Google tricked Safari into accepting third-party cookies

May 5, 2012 15:10 GMT  ·  By

Google may be facing a fine for its practice of bypassing Safari's default settings to place tracking cookies on people's computers or phones. The US Federal Trade Commission has been investigating the matter and the investigation isn't going in Google's favor, it seems.

It's nothing official yet, but the fine may add up to more than $10 million, EUR7.61 million. The fine would be the first the agency has issued for web privacy issues.

Google was busted placing browser cookies in Safari even when the privacy options explicitly forbidding "third-party" cookies, i.e. cookies originating from other domains than the one the user is visiting.

Essentially, all ad networks place these tracking cookies and they're all "third-party" cookies in this respect. Most browsers accept these cookies by default, but Safari doesn't, the default setting only accepts "first-party" cookies.

Users rarely change their default settings, which is why Apple chose to have this behavior by default, implicitly protecting users' privacy. Google and others argued that since users didn't set these options by themselves, it wasn't really circumventing the users' privacy settings.

Google tricked Safari into saving these ad cookies using a rather simple workaround, employed by other advertisers as well.

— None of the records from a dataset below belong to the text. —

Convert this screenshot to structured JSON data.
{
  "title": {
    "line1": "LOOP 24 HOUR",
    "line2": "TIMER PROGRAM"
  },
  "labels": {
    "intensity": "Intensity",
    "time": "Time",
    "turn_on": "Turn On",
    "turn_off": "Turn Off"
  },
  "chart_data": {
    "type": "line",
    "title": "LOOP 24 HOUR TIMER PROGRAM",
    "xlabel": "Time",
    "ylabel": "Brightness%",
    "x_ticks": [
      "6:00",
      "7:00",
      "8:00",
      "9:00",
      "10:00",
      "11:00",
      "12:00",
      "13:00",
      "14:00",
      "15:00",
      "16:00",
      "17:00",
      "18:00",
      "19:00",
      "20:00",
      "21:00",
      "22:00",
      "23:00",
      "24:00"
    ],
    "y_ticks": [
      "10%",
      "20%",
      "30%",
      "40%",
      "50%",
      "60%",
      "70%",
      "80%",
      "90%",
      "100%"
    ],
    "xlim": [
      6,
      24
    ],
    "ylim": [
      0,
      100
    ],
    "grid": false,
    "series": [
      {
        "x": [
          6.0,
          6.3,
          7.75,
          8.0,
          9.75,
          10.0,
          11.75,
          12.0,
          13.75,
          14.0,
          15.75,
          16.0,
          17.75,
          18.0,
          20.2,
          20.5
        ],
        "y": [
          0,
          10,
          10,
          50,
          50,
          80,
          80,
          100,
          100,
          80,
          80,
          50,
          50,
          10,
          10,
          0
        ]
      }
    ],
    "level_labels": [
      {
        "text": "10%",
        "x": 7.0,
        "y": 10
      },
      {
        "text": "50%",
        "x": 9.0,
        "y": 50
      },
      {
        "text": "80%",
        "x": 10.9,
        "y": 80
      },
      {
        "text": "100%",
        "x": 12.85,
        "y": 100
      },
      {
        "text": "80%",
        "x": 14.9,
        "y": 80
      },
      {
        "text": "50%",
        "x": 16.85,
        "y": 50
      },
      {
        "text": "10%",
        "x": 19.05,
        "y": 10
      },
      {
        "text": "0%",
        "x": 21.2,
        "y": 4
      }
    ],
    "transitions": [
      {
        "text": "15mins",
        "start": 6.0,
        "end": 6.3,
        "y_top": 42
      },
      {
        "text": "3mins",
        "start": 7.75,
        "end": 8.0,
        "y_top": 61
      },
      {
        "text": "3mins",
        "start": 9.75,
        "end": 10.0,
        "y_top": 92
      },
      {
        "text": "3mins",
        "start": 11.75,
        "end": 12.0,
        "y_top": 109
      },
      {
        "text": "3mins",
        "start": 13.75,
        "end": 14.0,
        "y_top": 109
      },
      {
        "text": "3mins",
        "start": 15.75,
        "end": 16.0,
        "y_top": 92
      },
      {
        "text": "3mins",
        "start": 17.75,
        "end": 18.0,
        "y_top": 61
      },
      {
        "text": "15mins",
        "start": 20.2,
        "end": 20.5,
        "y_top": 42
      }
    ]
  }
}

The matter is made worse by the fact that Google had a settlement with the FTC, after the Buzz privacy fiasco, through which it pledged to follow its own privacy policies and pre-announce any changes to those policies. Google is forbidden from lying about how it handles user data, via this settlement.

The company also agreed to privacy reviews for 20 years. It seems that the FTC believes Google violated that settlement via its actions and this is why it's looking at a substantial fine.

$10 million is going to sting more than the $25,000, EUR19,000 fine Google recently got for its Street View mishap, but it's still small compared to the $500 million, EUR380 million it paid as a settlement for illegal drug ads.